What is the 401k Debit Card?
Obtaining a loan against your 401k is nothing new, but in the past it was a bit more difficult and the repayment terms were stricter. Now with the 401k debit card you have a dangerously easy to use program that makes damaging your retirement savings a cinch.
The 401k debit card works just like a bank check card, and allows you to withdraw cash from an ATM or make impulsive buys anywhere that accepts major credit cards.
How Does the 401k Debit Card Work?
If your employer offers a 401k debit card, you simply apply for a loan against your 401k, and deposit the funds into a ReservePlus account. You then receive a debit card which can be used freely.
Rather than having money automatically deducted from your paycheck to repay the loan, which are the terms with a traditional 401k loan, you are sent a bill in the mail and are responsible for paying back the loan. This, of course, raises the risk of not making payments on time. The consequences of defaulting on your loan: heavy tax and early withdrawal penalties for cashing out your 401k.
Why is the 401k Debit Card a Bad Idea?
Particularly during tough economic times like we are now experiencing, and the gloomy outlook of future Social Security payments, under funding retirement planning is a national crisis. The 401k debit card encourages unnecessary borrowing of money that should not be touched until retirement and creates more risk of having to pay hefty fees.
By using retirement money for everyday purchases, or anything other than investing, you are reducing the amount of money and the lifestyle you could enjoy during retirement. This could mean having to work longer and not being able to retire when you plan to, or having to scale back in order to live within your means.

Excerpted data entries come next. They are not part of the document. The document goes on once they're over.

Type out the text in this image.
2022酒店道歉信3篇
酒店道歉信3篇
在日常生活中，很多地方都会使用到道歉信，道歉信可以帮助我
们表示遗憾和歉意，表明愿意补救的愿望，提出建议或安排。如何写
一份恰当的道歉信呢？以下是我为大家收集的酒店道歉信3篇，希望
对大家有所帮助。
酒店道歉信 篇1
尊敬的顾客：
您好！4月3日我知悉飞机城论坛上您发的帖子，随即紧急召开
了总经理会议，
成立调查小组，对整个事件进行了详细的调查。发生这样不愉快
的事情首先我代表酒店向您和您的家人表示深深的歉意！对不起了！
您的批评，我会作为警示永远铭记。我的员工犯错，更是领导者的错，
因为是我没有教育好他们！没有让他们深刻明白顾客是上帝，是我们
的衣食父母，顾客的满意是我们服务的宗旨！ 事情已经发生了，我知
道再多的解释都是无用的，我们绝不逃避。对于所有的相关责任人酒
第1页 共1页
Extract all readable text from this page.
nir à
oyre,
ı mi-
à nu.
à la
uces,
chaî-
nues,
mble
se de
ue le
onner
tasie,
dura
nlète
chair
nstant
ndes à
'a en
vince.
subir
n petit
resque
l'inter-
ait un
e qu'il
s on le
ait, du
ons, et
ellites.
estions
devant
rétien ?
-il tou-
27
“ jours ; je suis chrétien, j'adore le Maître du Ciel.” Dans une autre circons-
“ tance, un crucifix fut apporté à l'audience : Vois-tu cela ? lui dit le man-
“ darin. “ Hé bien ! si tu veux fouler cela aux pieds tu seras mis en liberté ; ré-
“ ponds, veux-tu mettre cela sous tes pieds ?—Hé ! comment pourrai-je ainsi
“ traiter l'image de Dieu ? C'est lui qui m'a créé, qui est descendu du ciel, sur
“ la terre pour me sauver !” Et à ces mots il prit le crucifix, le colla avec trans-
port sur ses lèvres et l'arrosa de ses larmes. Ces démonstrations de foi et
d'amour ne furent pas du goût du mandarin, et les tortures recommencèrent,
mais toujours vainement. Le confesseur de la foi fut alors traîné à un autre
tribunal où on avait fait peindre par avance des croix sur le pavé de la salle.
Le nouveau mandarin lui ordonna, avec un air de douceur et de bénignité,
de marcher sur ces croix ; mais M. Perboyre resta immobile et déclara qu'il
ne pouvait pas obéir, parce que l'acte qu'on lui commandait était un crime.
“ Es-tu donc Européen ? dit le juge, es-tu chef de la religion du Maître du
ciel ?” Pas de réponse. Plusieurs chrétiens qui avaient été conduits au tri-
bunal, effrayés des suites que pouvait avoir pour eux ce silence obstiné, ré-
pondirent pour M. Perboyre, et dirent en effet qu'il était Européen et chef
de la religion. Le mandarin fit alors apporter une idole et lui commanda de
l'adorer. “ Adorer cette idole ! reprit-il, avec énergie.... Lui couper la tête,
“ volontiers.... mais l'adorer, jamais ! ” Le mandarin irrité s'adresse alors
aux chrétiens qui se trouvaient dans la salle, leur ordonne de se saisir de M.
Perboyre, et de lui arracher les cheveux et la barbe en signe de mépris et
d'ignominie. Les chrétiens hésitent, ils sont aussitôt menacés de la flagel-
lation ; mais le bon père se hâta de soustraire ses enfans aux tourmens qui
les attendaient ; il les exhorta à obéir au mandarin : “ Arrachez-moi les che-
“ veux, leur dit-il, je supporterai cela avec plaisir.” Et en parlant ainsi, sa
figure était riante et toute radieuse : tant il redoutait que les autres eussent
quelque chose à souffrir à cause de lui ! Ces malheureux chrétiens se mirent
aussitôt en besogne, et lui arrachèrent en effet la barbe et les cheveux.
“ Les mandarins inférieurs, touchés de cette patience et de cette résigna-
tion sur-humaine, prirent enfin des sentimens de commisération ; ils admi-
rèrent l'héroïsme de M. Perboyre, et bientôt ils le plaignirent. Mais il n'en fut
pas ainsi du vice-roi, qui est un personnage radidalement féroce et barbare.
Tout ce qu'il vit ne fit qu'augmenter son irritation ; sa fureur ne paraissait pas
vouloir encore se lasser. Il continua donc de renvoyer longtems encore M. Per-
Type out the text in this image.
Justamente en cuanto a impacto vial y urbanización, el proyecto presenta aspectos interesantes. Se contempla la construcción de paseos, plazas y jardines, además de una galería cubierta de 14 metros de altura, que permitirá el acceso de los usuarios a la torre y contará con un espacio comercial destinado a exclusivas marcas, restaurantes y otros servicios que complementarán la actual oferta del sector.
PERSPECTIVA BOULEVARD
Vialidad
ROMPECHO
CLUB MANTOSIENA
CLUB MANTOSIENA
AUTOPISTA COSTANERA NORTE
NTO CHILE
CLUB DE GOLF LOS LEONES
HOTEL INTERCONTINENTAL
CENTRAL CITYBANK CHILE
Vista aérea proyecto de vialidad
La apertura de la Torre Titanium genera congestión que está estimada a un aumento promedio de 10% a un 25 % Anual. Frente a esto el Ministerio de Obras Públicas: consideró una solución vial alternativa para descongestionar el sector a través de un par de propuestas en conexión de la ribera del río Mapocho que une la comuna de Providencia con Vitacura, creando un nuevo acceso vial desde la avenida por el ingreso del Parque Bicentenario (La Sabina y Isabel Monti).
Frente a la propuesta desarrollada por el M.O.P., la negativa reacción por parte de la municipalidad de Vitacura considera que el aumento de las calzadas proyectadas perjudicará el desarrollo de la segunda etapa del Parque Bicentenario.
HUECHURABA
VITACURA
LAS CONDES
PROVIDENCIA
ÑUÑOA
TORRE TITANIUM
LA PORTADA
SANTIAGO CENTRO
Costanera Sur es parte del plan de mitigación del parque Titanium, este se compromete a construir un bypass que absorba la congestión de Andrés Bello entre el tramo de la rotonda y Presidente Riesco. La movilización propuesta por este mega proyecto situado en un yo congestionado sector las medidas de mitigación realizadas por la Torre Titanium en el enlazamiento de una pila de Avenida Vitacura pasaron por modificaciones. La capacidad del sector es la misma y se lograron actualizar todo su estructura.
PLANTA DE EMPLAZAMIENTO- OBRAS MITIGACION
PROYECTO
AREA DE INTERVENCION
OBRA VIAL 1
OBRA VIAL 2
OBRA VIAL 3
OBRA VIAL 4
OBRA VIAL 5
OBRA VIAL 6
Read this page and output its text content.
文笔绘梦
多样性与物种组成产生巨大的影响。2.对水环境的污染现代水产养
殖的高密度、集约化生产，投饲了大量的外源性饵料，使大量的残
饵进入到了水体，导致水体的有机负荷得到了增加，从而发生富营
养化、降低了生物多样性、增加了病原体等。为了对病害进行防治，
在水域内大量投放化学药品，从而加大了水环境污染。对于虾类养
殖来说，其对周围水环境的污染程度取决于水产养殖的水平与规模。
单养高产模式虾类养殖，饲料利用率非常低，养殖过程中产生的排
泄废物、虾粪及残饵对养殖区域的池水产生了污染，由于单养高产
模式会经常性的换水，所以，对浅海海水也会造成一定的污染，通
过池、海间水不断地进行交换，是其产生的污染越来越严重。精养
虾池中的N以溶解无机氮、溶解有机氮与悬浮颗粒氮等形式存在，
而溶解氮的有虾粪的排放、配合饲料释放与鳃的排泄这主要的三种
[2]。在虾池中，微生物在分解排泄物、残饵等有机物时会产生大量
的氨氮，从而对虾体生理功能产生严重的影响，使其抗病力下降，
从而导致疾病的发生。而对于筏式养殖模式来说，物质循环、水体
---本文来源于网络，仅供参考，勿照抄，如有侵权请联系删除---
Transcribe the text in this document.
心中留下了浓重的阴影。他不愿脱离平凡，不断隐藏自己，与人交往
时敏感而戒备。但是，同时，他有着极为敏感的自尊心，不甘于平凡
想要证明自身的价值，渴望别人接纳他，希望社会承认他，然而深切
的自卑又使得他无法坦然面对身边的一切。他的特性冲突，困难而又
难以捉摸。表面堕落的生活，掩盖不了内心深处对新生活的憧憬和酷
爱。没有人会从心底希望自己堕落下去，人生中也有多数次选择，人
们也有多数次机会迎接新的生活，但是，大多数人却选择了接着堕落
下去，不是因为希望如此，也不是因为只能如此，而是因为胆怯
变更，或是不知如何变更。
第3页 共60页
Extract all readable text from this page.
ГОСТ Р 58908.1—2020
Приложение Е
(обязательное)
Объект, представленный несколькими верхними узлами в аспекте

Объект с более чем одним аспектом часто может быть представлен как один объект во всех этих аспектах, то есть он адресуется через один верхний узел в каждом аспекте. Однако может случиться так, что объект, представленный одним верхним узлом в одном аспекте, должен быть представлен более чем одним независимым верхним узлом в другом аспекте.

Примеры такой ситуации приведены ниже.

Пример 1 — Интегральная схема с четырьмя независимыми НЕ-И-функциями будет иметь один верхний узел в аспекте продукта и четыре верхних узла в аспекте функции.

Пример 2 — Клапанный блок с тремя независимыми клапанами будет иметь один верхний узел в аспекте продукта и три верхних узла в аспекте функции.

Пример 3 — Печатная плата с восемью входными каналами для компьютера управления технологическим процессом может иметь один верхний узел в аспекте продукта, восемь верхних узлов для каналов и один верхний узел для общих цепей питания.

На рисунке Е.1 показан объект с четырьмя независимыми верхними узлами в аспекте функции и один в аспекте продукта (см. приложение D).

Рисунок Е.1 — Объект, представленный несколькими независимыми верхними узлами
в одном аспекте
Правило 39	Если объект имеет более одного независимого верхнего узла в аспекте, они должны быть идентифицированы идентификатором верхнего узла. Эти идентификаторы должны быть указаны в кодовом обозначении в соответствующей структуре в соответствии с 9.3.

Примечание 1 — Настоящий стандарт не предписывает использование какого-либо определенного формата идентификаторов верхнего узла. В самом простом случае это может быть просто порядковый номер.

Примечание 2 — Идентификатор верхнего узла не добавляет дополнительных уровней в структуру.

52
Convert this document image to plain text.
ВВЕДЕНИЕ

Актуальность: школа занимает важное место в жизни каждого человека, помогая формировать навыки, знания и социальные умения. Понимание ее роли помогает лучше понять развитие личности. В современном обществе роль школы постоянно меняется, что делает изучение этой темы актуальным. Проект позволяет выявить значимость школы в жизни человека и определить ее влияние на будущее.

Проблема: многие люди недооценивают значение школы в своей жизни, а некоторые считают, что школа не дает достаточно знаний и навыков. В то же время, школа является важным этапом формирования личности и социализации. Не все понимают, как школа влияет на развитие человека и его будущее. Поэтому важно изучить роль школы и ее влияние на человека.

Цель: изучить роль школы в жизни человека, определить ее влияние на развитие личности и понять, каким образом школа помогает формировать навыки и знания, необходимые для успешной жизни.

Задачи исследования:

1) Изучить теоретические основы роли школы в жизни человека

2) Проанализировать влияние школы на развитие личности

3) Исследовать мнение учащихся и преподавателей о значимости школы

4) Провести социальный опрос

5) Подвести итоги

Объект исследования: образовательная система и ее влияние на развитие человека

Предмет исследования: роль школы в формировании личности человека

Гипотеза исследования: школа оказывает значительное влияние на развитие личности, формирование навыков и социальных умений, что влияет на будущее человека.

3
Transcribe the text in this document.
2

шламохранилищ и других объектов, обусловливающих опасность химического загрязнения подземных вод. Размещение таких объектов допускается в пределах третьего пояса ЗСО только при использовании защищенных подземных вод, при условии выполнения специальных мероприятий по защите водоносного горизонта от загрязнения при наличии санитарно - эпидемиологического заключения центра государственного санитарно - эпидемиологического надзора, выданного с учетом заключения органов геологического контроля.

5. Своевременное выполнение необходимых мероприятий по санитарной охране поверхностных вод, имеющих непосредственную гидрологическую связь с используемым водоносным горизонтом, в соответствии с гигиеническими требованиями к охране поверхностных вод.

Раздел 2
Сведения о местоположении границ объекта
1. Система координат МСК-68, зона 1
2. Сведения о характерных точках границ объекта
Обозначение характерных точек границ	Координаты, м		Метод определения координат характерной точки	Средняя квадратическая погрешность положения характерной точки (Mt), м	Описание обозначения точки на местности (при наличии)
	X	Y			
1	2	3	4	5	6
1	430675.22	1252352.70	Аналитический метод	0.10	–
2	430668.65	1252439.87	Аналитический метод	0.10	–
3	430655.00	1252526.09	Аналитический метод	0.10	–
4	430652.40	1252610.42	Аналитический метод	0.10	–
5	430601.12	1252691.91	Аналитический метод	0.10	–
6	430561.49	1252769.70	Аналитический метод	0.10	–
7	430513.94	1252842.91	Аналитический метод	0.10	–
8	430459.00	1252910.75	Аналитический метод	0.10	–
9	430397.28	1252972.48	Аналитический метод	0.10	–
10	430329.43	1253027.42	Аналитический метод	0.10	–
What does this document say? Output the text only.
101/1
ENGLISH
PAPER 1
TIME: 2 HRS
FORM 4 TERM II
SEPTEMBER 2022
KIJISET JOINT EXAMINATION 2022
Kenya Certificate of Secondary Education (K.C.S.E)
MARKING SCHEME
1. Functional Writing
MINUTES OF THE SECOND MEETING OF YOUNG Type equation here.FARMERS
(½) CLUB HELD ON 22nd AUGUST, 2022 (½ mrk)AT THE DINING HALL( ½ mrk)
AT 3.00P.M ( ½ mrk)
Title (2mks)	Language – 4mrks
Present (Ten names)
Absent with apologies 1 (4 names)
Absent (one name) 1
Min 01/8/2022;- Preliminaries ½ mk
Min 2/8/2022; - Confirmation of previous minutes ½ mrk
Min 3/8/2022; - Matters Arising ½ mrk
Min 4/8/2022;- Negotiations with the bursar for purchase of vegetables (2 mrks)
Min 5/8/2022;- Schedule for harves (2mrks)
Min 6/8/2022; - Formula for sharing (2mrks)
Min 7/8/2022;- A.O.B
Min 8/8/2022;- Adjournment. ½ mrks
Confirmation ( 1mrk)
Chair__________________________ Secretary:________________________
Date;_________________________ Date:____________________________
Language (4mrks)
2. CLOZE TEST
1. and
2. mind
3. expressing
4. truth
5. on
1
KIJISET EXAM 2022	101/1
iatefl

When is the 401k Debit Card a Good Idea?
It is unlikely that the average person would ever have a situation where they would be advised to use a 401k debit card. The only time it would ever make sense to even consider is as a last case scenario for repaying a debt that would otherwise require you to file bankruptcy.
Millionaire Money Habit: Your retirement contributions should not be toyed with. The only changes that should be considered to your 401k funds before retirement is the addition of more money, not taking money out. -RT



4:17 pm on April 9th, 2008 1
What doesn’t make sense to me is that a) This isn’t money you can just access…you have to pay it back and it’s more awkward than credit (unlike a Roth IRA debit card which would allow you to withdraw your contributions but not interest) and b) if you really need to draw on your 401(k), it should probably be in the form of a formal loan.
Debit cards are for paying for things like groceries, Starbucks, and books on Amazon. 401(k) loans (which is what these are of course) are for emergency expenses or one purpose…not frittering.
4:36 pm on April 10th, 2008 2
I agree, Debit is for money you have. Just the very name makes it sound like it’s not a "real" credit card. I hope enough negative publicity gets generated about this to really turn potential users off from it.